Dunia Timur pada umumnya menempatkan guru sebagai figur moral yang membimbing murid dalam perjalanan eksistensial, bukan sekadar intelektual. Hubungan antara guru dan murid bukan hubungan kontraktual, melainkan relasi jiwa yang berlandaskan kasih dan keikhlasan.
Namun, pesantren memiliki kekhasan karena ia menggabungkan tiga lapis tradisi: sufisme Islam, budaya agraris Nusantara, dan etika komunal Asia. Dari sufisme, pesantren mewarisi konsep murshid-murid dan pentingnya tazkiyatun nafs (penyucian jiwa). Dari budaya agraris, ia menyerap semangat gotong royong dan egalitarianisme desa.
Dari etika Asia, ia mempertahankan penghormatan kepada guru dan tata krama sosial. Sintesis inilah yang membuat pesantren bukan sekadar lembaga pendidikan, tetapi sistem budaya yang hidup dan terus beradaptasi dengan perubahan zaman.
Dalam pandangan antropologi budaya, perbandingan antara sistem pesantren dan sistem feodal bukan hanya tentang siapa lebih baik, tetapi tentang dua paradigma kebudayaan yang berbeda dalam memahami manusia dan kekuasaan.
Feodalisme membangun tatanan sosial dengan memusatkan kekuasaan dan memenjarakan manusia dalam hierarki. Pesantren membangun tatanan sosial melalui pendidikan, spiritualitas, dan adab. Feodalisme menumbuhkan ketakutan, pesantren menumbuhkan kesadaran. Feodalisme melestarikan kekuasaan, pesantren menumbuhkan kebijaksanaan.

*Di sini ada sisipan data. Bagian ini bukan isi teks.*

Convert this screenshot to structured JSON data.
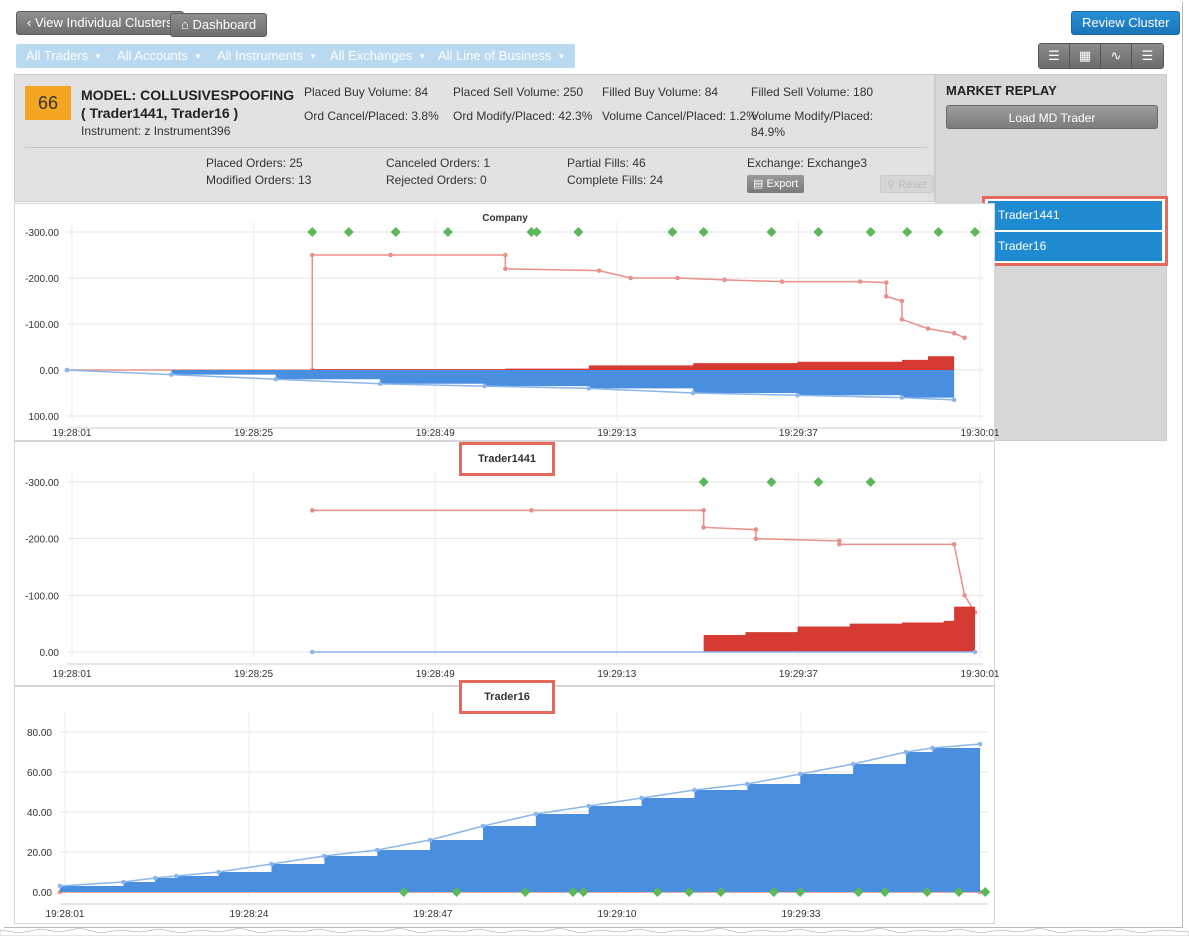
{
  "toolbar": {
    "back_label": "View Individual Clusters",
    "dashboard_label": "Dashboard",
    "review_label": "Review Cluster"
  },
  "filters": [
    {
      "label": "All Traders"
    },
    {
      "label": "All Accounts"
    },
    {
      "label": "All Instruments"
    },
    {
      "label": "All Exchanges"
    },
    {
      "label": "All Line of Business"
    }
  ],
  "view_icons": [
    "list-icon",
    "grid-icon",
    "chart-icon",
    "layers-icon"
  ],
  "cluster": {
    "score": "66",
    "model_line1": "MODEL: COLLUSIVESPOOFING",
    "model_line2": "( Trader1441, Trader16 )",
    "instrument": "Instrument: z Instrument396",
    "stats_row1": [
      "Placed Buy Volume: 84",
      "Placed Sell Volume: 250",
      "Filled Buy Volume: 84",
      "Filled Sell Volume: 180"
    ],
    "stats_row2": [
      "Ord Cancel/Placed: 3.8%",
      "Ord Modify/Placed: 42.3%",
      "Volume Cancel/Placed: 1.2%",
      "Volume Modify/Placed:",
      "84.9%"
    ],
    "counts": [
      "Placed Orders: 25",
      "Modified Orders: 13",
      "Canceled Orders: 1",
      "Rejected Orders: 0",
      "Partial Fills: 46",
      "Complete Fills: 24",
      "Exchange: Exchange3"
    ],
    "export_label": "Export",
    "reset_label": "Reset"
  },
  "market_replay": {
    "title": "MARKET REPLAY",
    "load_label": "Load MD Trader",
    "traders": [
      "Trader1441",
      "Trader16"
    ]
  },
  "colors": {
    "sell": "#e8908a",
    "sell_fill": "#d53a33",
    "buy": "#8ab6ea",
    "buy_fill": "#4a8ee0",
    "marker": "#5cb85c",
    "highlight": "#e36a5c",
    "score": "#f4a623"
  },
  "chart_data": [
    {
      "type": "line",
      "title": "Company",
      "x_ticks": [
        "19:28:01",
        "19:28:25",
        "19:28:49",
        "19:29:13",
        "19:29:37",
        "19:30:01"
      ],
      "y_ticks": [
        "-300.00",
        "-200.00",
        "-100.00",
        "0.00",
        "100.00"
      ],
      "ylim": [
        100,
        -300
      ],
      "series": [
        {
          "role": "sell",
          "x": [
            0,
            47,
            47,
            62,
            84,
            84,
            102,
            108,
            117,
            126,
            137,
            152,
            157,
            157,
            160,
            160,
            165,
            170,
            172
          ],
          "y": [
            0,
            0,
            -250,
            -250,
            -250,
            -220,
            -216,
            -200,
            -200,
            -196,
            -192,
            -192,
            -190,
            -160,
            -150,
            -110,
            -90,
            -80,
            -70
          ]
        },
        {
          "role": "sell_net",
          "x": [
            0,
            47,
            84,
            100,
            120,
            140,
            160,
            165,
            170
          ],
          "y": [
            0,
            -2,
            -3,
            -10,
            -15,
            -18,
            -22,
            -30,
            -40
          ]
        },
        {
          "role": "buy",
          "x": [
            0,
            20,
            40,
            60,
            80,
            100,
            120,
            140,
            160,
            170
          ],
          "y": [
            0,
            10,
            20,
            30,
            35,
            40,
            50,
            55,
            60,
            65
          ]
        }
      ],
      "markers_x": [
        47,
        54,
        63,
        73,
        89,
        90,
        98,
        116,
        122,
        135,
        144,
        154,
        161,
        167,
        174
      ]
    },
    {
      "type": "line",
      "title": "Trader1441",
      "x_ticks": [
        "19:28:01",
        "19:28:25",
        "19:28:49",
        "19:29:13",
        "19:29:37",
        "19:30:01"
      ],
      "y_ticks": [
        "-300.00",
        "-200.00",
        "-100.00",
        "0.00"
      ],
      "ylim": [
        0,
        -300
      ],
      "series": [
        {
          "role": "sell",
          "x": [
            47,
            89,
            122,
            122,
            132,
            132,
            148,
            148,
            170,
            172,
            174
          ],
          "y": [
            -250,
            -250,
            -250,
            -220,
            -216,
            -200,
            -196,
            -190,
            -190,
            -100,
            -70
          ]
        },
        {
          "role": "sell_net",
          "x": [
            122,
            130,
            140,
            150,
            160,
            168,
            170,
            174
          ],
          "y": [
            -30,
            -35,
            -45,
            -50,
            -52,
            -55,
            -80,
            -100
          ]
        },
        {
          "role": "buy",
          "x": [
            47,
            174
          ],
          "y": [
            0,
            0
          ]
        }
      ],
      "markers_x": [
        122,
        135,
        144,
        154
      ]
    },
    {
      "type": "line",
      "title": "Trader16",
      "x_ticks": [
        "19:28:01",
        "19:28:24",
        "19:28:47",
        "19:29:10",
        "19:29:33"
      ],
      "y_ticks": [
        "0.00",
        "20.00",
        "40.00",
        "60.00",
        "80.00"
      ],
      "ylim": [
        0,
        85
      ],
      "series": [
        {
          "role": "sell",
          "x": [
            0,
            174
          ],
          "y": [
            0,
            0
          ]
        },
        {
          "role": "buy",
          "x": [
            0,
            12,
            18,
            22,
            30,
            40,
            50,
            60,
            70,
            80,
            90,
            100,
            110,
            120,
            130,
            140,
            150,
            160,
            165,
            174
          ],
          "y": [
            3,
            5,
            7,
            8,
            10,
            14,
            18,
            21,
            26,
            33,
            39,
            43,
            47,
            51,
            54,
            59,
            64,
            70,
            72,
            74
          ]
        }
      ],
      "markers_x": [
        65,
        75,
        88,
        97,
        99,
        113,
        119,
        125,
        135,
        140,
        151,
        156,
        164,
        170,
        175
      ]
    }
  ]
}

Dengan demikian, sistem pesantren dapat dibaca sebagai model peradaban moral di dunia Timur—sebuah sistem yang mengajarkan bahwa kekuasaan sejati bukanlah dominasi atas orang lain, tetapi penguasaan atas diri sendiri.
Dalam dunia yang semakin pragmatis dan materialistik, nilai-nilai pesantren menghadirkan alternatif etika: bahwa pengetahuan tanpa adab adalah kegelapan, dan ketaatan tanpa keikhlasan adalah kehampaan. Melalui pandangan antropologis, pesantren adalah cermin kebudayaan Timur yang menolak feodalisme bukan dengan revolusi kekerasan, tetapi dengan revolusi moral dan spiritual.